With the current redesign, Mendelsund and Munday took a bolder step. The single A was “the first thing we tried, and there was a brief moment of excitement between the two of us,” says Medelsund. They then “closed the document, tried ... over a hundred different logos and compositions of the cover as a starting point, and made our way back there.”
You might notice that unlike the previous italicized wordmark, the A is now in roman, or normal, type. The upright letter conveys more authority, Mendelsund says. “Italics are typically not meant to work as a main graphical components but rather call attention in a body of text that is upright.”
As for the typeface, “we started with a condensed capital A that pointed toward an old version of The Atlantic logo drawn by Boston Type Foundry in the mid-19th century,” Munday explains. At first, it wasn’t quite right, so they made some adjustments. “We needed something that felt weightier or slightly more bespoke.” The design team added a notch to the top of the A and adjusted the feet. They then hired typographer Jeremy Mickel for final refinement.

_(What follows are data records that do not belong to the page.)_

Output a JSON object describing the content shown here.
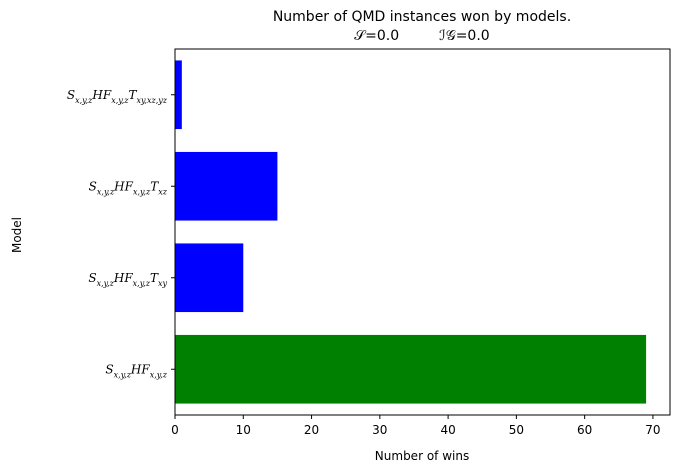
{
  "chart_data": {
    "type": "bar",
    "orientation": "horizontal",
    "title": "Number of QMD instances won by models.",
    "subtitle": {
      "s_label": "𝒮",
      "s_value": "=0.0",
      "ig_label": "ℐ𝒢",
      "ig_value": "=0.0"
    },
    "xlabel": "Number of wins",
    "ylabel": "Model",
    "xlim": [
      0,
      72.5
    ],
    "xticks": [
      0,
      10,
      20,
      30,
      40,
      50,
      60,
      70
    ],
    "grid": false,
    "categories": [
      {
        "base": "S",
        "sub1": "x,y,z",
        "mid": "HF",
        "sub2": "x,y,z",
        "tail": "",
        "sub3": ""
      },
      {
        "base": "S",
        "sub1": "x,y,z",
        "mid": "HF",
        "sub2": "x,y,z",
        "tail": "T",
        "sub3": "xy"
      },
      {
        "base": "S",
        "sub1": "x,y,z",
        "mid": "HF",
        "sub2": "x,y,z",
        "tail": "T",
        "sub3": "xz"
      },
      {
        "base": "S",
        "sub1": "x,y,z",
        "mid": "HF",
        "sub2": "x,y,z",
        "tail": "T",
        "sub3": "xy,xz,yz"
      }
    ],
    "values": [
      69,
      10,
      15,
      1
    ],
    "colors": [
      "#008000",
      "#0000ff",
      "#0000ff",
      "#0000ff"
    ]
  }
}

That process also led to the creation of a new custom Atlantic condensed typeface, a full alphabet based on the original Boston Type Foundry sample used for the A, which will now be used throughout the magazine’s feature well.
As with many rebrands today, the A also fulfills the role of representing the brand succinctly in shrinking media spaces. “At first, when Peter and Oliver started talking about this, I was intrigued and a bit shocked at how different that would be,” says Goldberg. “But Peter pulled out his phone and went to our app, and it turns out that we’re using it as a mark already. The argument had a powerful logic to it—we want to associate The Atlantic with the simplest, most beautiful mark possible, and it turns out we were already leaning on that A in a lot of ways.”
Literary fans might also appreciate the A’s serendipitous nod to the magazine’s roots, Goldberg adds. One of the magazine’s earliest writers was Nathaniel Hawthorne, who served as a civil war correspondent and arguably is most famously known as the author of “The Scarlet Letter.”
Overall, Goldberg believes the redesign represents a marriage of “elegance and urgency,” he says. “One of the things I was worried about was that it would feel too stately, too still, but this feels like a magazine that’s on top of the main issues of the day, while using art in interesting and contemporary ways to help the stories make their point.”